Public français : une approche différente
Les établissements qui organisent des sessions d’été à destination des étudiants français n’ont pas les mêmes motivations : la dimension financière semble moins prégnante. C’est le prestige des collaborations qui est le point fort de l’université de Montpellier I. Elle offre depuis 1996 durant l’été « des enseignements ou des stages (non diplômants) qui permettent de compléter une formation, d’initier une formation ou, plus simplement, de se cultiver », selon les années avec le HCR (Haut commissariat des Nations unies pour les réfugiés) sur le droit des réfugiés, d’autres universités étrangères, ou depuis 2003 avec l’Agence de l’énergie nucléaire de l’OCDE (organisation de coopération et de développement économique) sur le droit nucléaire. Les participants à cette « école internationale du droit nucléaire » peuvent dans ce cadre se soumettre à des examens pour obtenir un DU (diplôme d’université). Des bourses sont disponibles – les frais d’inscription s’élevant à 1.000 euros pour deux semaines.

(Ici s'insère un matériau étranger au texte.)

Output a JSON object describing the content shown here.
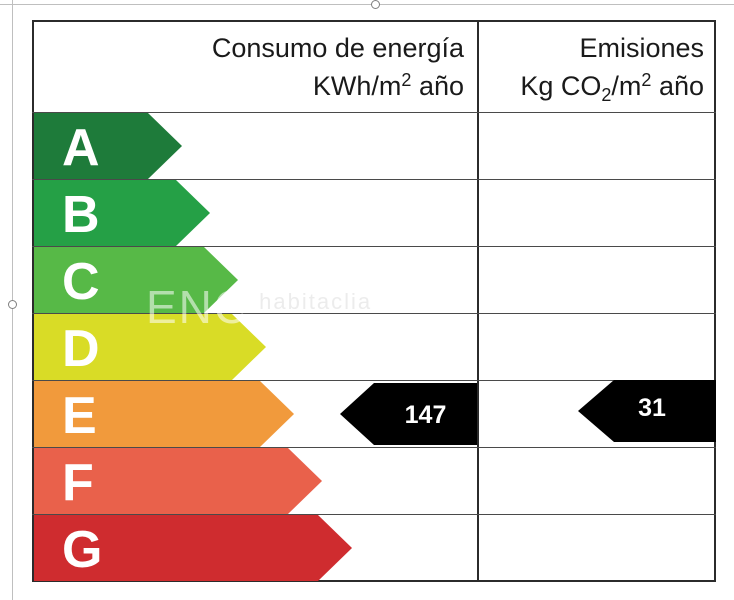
{
  "header": {
    "energy_title": "Consumo de energía",
    "energy_unit_pre": "KWh/m",
    "energy_unit_sup": "2",
    "energy_unit_post": " año",
    "emissions_title": "Emisiones",
    "emissions_unit_pre": "Kg CO",
    "emissions_unit_sub": "2",
    "emissions_unit_mid": "/m",
    "emissions_unit_sup": "2",
    "emissions_unit_post": " año"
  },
  "ratings": [
    {
      "letter": "A",
      "color": "#1e7b3a"
    },
    {
      "letter": "B",
      "color": "#25a046"
    },
    {
      "letter": "C",
      "color": "#57b947"
    },
    {
      "letter": "D",
      "color": "#d9dc26"
    },
    {
      "letter": "E",
      "color": "#f19a3c"
    },
    {
      "letter": "F",
      "color": "#e9614b"
    },
    {
      "letter": "G",
      "color": "#cf2c2f"
    }
  ],
  "energy_value": "147",
  "emissions_value": "31",
  "watermark": {
    "left": "ENC",
    "small": "habitaclia"
  }
}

S’internationaliser encore, telle est la visée de Reims Management School, qui propose cette année à ses étudiants et à des étrangers de niveau MBA la 6e édition de l’école d’été à Pékin. Fruit d’un partenariat avec l’université de Tsinghua, ce programme pionnier porte sur la stratégie commerciale et le management en Chine, durant 4 semaines de cours (en anglais) et de visites. Les frais sont de 2.550 dollars, sans compter l’hébergement. En outre, les étudiants en 3e année de RMS peuvent s’inscrire gratuitement à des séminaires intensifs de deux semaines (« international summer programs ») durant les mois de juin et juillet, co-organisés à Reims avec d’autres universités partenaires, comme l’université d’Ottawa (Canada), l’université de technologie de Sydney (Australie) ou l’université de Paderborn (Allemagne). Les intervenants sont principalement des professeurs américains et canadiens. Les étudiants y « trouvent une excellente opportunité de tisser un réseau personnel et professionnel international avant leur entrée sur le marché du travail », estime l’école.
De façon générale, on relève que les cours proposés ou les professeurs présents pendant les sessions d’été ne sont pas toujours ceux qui font la renommée d’un établissement. Quoi qu’il en soit, simple gadget pour touristes, produit d’appel pour les étudiants étrangers ou complément d’études, les summer sessions à la française vont devoir se développer pour atteindre le niveau de l’offre internationale.